Sanders cites envelope-pushing texts such as John Lyly’s Gallathea (in which two girls, played by boys, fall in love and are allowed to marry — after Venus offers one a heaven-sent sex change) and Shakespeare’s Antony and Cleopatra (in which the Queen of the Nile exhibits intellect, resourcefulness and courage, “qualities more conventionally linked with men”).

“Yet at the same time,” she countered, “English transvestite theatre presented a lesser challenge when it came to actual prerogatives of men and women in the institution of the theatre.”

Sanders explained that, even though English audiences were “mixed” (that is, men and women sitting together — a practice that often scandalized European tourists), the use of boy actors “meant that in the English theatre women were effectively excluded from institutional structures in which, in Italy, they had a comparatively more significant role: the market economy, civic structures, court-centered patronage networks.

“In Italy, women not only performed on stage. Often, they were the most sought-after members of theatre companies — at times, even directors of companies.”

Dusty Italian archives

Sanders said her project allows her “to be a detective of sorts,” both in terms of traditional literary criticism and excursions into dusty Italian archives. Much of her research legwork concerns Isabella Andreini, a young actress who gained massive fame when she assumed the role of innamorata (the female lead) in the premier Italian company, the Gelosi.

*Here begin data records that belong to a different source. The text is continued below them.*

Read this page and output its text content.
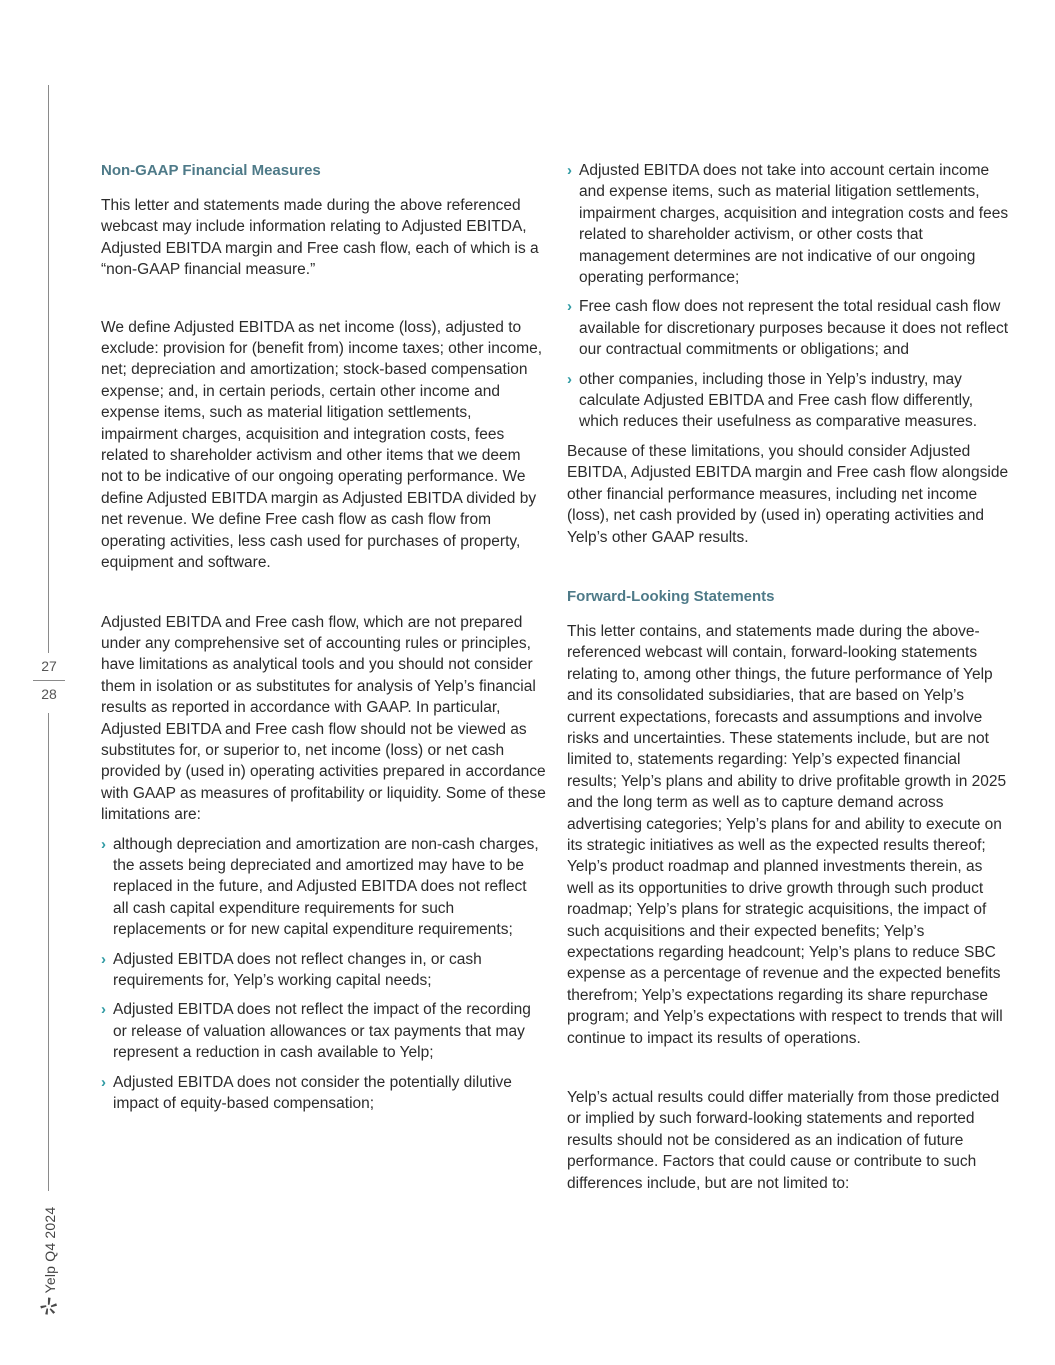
27
28
Yelp Q4 2024
Non-GAAP Financial Measures

This letter and statements made during the above referenced webcast may include information relating to Adjusted EBITDA, Adjusted EBITDA margin and Free cash flow, each of which is a “non-GAAP financial measure.”

We define Adjusted EBITDA as net income (loss), adjusted to exclude: provision for (benefit from) income taxes; other income, net; depreciation and amortization; stock-based compensation expense; and, in certain periods, certain other income and expense items, such as material litigation settlements, impairment charges, acquisition and integration costs, fees related to shareholder activism and other items that we deem not to be indicative of our ongoing operating performance. We define Adjusted EBITDA margin as Adjusted EBITDA divided by net revenue. We define Free cash flow as cash flow from operating activities, less cash used for purchases of property, equipment and software.

Adjusted EBITDA and Free cash flow, which are not prepared under any comprehensive set of accounting rules or principles, have limitations as analytical tools and you should not consider them in isolation or as substitutes for analysis of Yelp’s financial results as reported in accordance with GAAP. In particular, Adjusted EBITDA and Free cash flow should not be viewed as substitutes for, or superior to, net income (loss) or net cash provided by (used in) operating activities prepared in accordance with GAAP as measures of profitability or liquidity. Some of these limitations are:

› although depreciation and amortization are non-cash charges, the assets being depreciated and amortized may have to be replaced in the future, and Adjusted EBITDA does not reflect all cash capital expenditure requirements for such replacements or for new capital expenditure requirements;
› Adjusted EBITDA does not reflect changes in, or cash requirements for, Yelp’s working capital needs;
› Adjusted EBITDA does not reflect the impact of the recording or release of valuation allowances or tax payments that may represent a reduction in cash available to Yelp;
› Adjusted EBITDA does not consider the potentially dilutive impact of equity-based compensation;
› Adjusted EBITDA does not take into account certain income and expense items, such as material litigation settlements, impairment charges, acquisition and integration costs and fees related to shareholder activism, or other costs that management determines are not indicative of our ongoing operating performance;
› Free cash flow does not represent the total residual cash flow available for discretionary purposes because it does not reflect our contractual commitments or obligations; and
› other companies, including those in Yelp’s industry, may calculate Adjusted EBITDA and Free cash flow differently, which reduces their usefulness as comparative measures.

Because of these limitations, you should consider Adjusted EBITDA, Adjusted EBITDA margin and Free cash flow alongside other financial performance measures, including net income (loss), net cash provided by (used in) operating activities and Yelp’s other GAAP results.

Forward-Looking Statements

This letter contains, and statements made during the above-referenced webcast will contain, forward-looking statements relating to, among other things, the future performance of Yelp and its consolidated subsidiaries, that are based on Yelp’s current expectations, forecasts and assumptions and involve risks and uncertainties. These statements include, but are not limited to, statements regarding: Yelp’s expected financial results; Yelp’s plans and ability to drive profitable growth in 2025 and the long term as well as to capture demand across advertising categories; Yelp’s plans for and ability to execute on its strategic initiatives as well as the expected results thereof; Yelp’s product roadmap and planned investments therein, as well as its opportunities to drive growth through such product roadmap; Yelp’s plans for strategic acquisitions, the impact of such acquisitions and their expected benefits; Yelp’s expectations regarding headcount; Yelp’s plans to reduce SBC expense as a percentage of revenue and the expected benefits therefrom; Yelp’s expectations regarding its share repurchase program; and Yelp’s expectations with respect to trends that will continue to impact its results of operations.

Yelp’s actual results could differ materially from those predicted or implied by such forward-looking statements and reported results should not be considered as an indication of future performance. Factors that could cause or contribute to such differences include, but are not limited to:
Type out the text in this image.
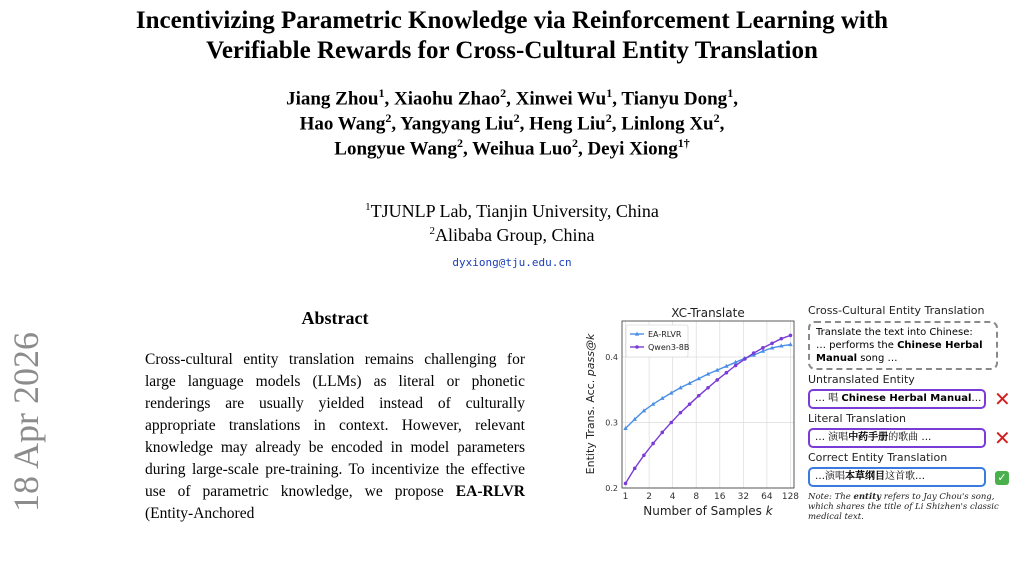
Incentivizing Parametric Knowledge via Reinforcement Learning with
Verifiable Rewards for Cross-Cultural Entity Translation
Jiang Zhou$^1$, Xiaohu Zhao$^2$, Xinwei Wu$^1$, Tianyu Dong$^1$,
Hao Wang$^2$, Yangyang Liu$^2$, Heng Liu$^2$, Linlong Xu$^2$,
Longyue Wang$^2$, Weihua Luo$^2$, Deyi Xiong$^{1\dagger}$
$^1$TJUNLP Lab, Tianjin University, China
$^2$Alibaba Group, China
dyxiong@tju.edu.cn
18 Apr 2026
Abstract
Cross-cultural entity translation remains challenging for large language models (LLMs) as literal or phonetic renderings are usually yielded instead of culturally appropriate translations in context. However, relevant knowledge may already be encoded in model parameters during large-scale pre-training. To incentivize the effective use of parametric knowledge, we propose EA-RLVR (Entity-Anchored
XC-Translate
0.2
0.3
0.4
1 2 4 8 16 32 64 128
Entity Trans. Acc. pass@k
Number of Samples k
EA-RLVR
Qwen3-8B
Cross-Cultural Entity Translation
Translate the text into Chinese:
… performs the Chinese Herbal Manual song …
Untranslated Entity
… 唱 Chinese Herbal Manual… ✕
Literal Translation
… 演唱中药手册的歌曲 …	✕
Correct Entity Translation
…演唱本草纲目这首歌…	✓
Note: The entity refers to Jay Chou's song, which shares the title of Li Shizhen's classic medical text.
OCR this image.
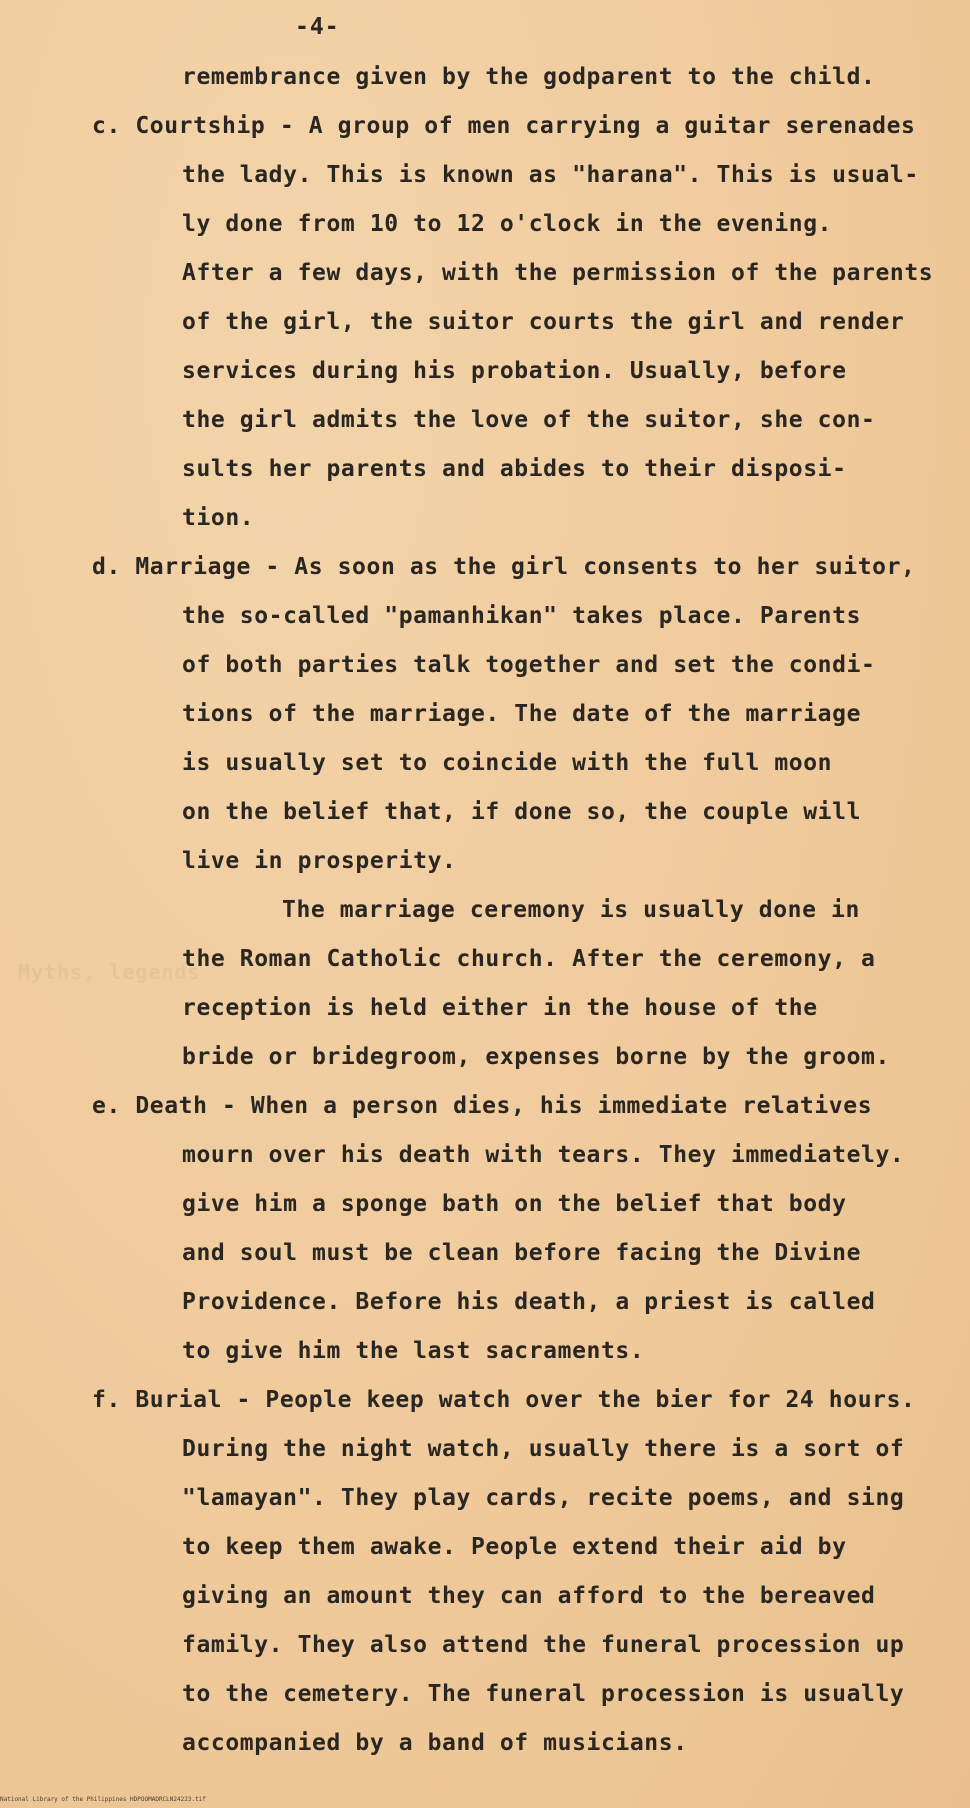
Myths, legends
-4-
remembrance given by the godparent to the child.
c. Courtship - A group of men carrying a guitar serenades
the lady. This is known as "harana". This is usual-
ly done from 10 to 12 o'clock in the evening.
After a few days, with the permission of the parents
of the girl, the suitor courts the girl and render
services during his probation. Usually, before
the girl admits the love of the suitor, she con-
sults her parents and abides to their disposi-
tion.
d. Marriage - As soon as the girl consents to her suitor,
the so-called "pamanhikan" takes place. Parents
of both parties talk together and set the condi-
tions of the marriage. The date of the marriage
is usually set to coincide with the full moon
on the belief that, if done so, the couple will
live in prosperity.
The marriage ceremony is usually done in
the Roman Catholic church. After the ceremony, a
reception is held either in the house of the
bride or bridegroom, expenses borne by the groom.
e. Death - When a person dies, his immediate relatives
mourn over his death with tears. They immediately.
give him a sponge bath on the belief that body
and soul must be clean before facing the Divine
Providence. Before his death, a priest is called
to give him the last sacraments.
f. Burial - People keep watch over the bier for 24 hours.
During the night watch, usually there is a sort of
"lamayan". They play cards, recite poems, and sing
to keep them awake. People extend their aid by
giving an amount they can afford to the bereaved
family. They also attend the funeral procession up
to the cemetery. The funeral procession is usually
accompanied by a band of musicians.
National Library of the Philippines HDPOOMADRCLN24223.tif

Andreini is notable not only for her own importance in Italian society (her death in 1604 merited the issue of gold, silver, and bronze medallions bearing the slogan “Eternal Fame”), but because her son later wrote a rather telling play about a travelling theatre company “forced to add an actress to their cast when the town they are visiting complains that there are no women among the cast.”

Sanders suspects that a comparative study of English and Italian theatre will not only “give us a more nuanced understanding of theatrical practices of Shakespeare’s stage,” but the hotbed of gender issues therein offers insight into a world beyond that of the footlights.

“It’s said of Coriolanus that as a 16-year-old he might have played the part of a woman on stage,” she said, referring to the description in Shakespeare’s tragedy about the Roman military hero: “When he might act the woman in the scene, / He prov’d best man i’ th’ field.”

“Later, as a man, when asked to display his battle wounds to the populace, Coriolanus refuses to do so in terms that recall the earlier description of him as a boy suited to play a woman’s part.

“Though exiled for his refusal, he declines to perform gestures and behaviour connoted as womanly or boy-like for fear of losing his identity as a man. Clearly, the categories of man, woman, and boy were then interconnected in ways that the theatre not only shaped, but was also shaped by.”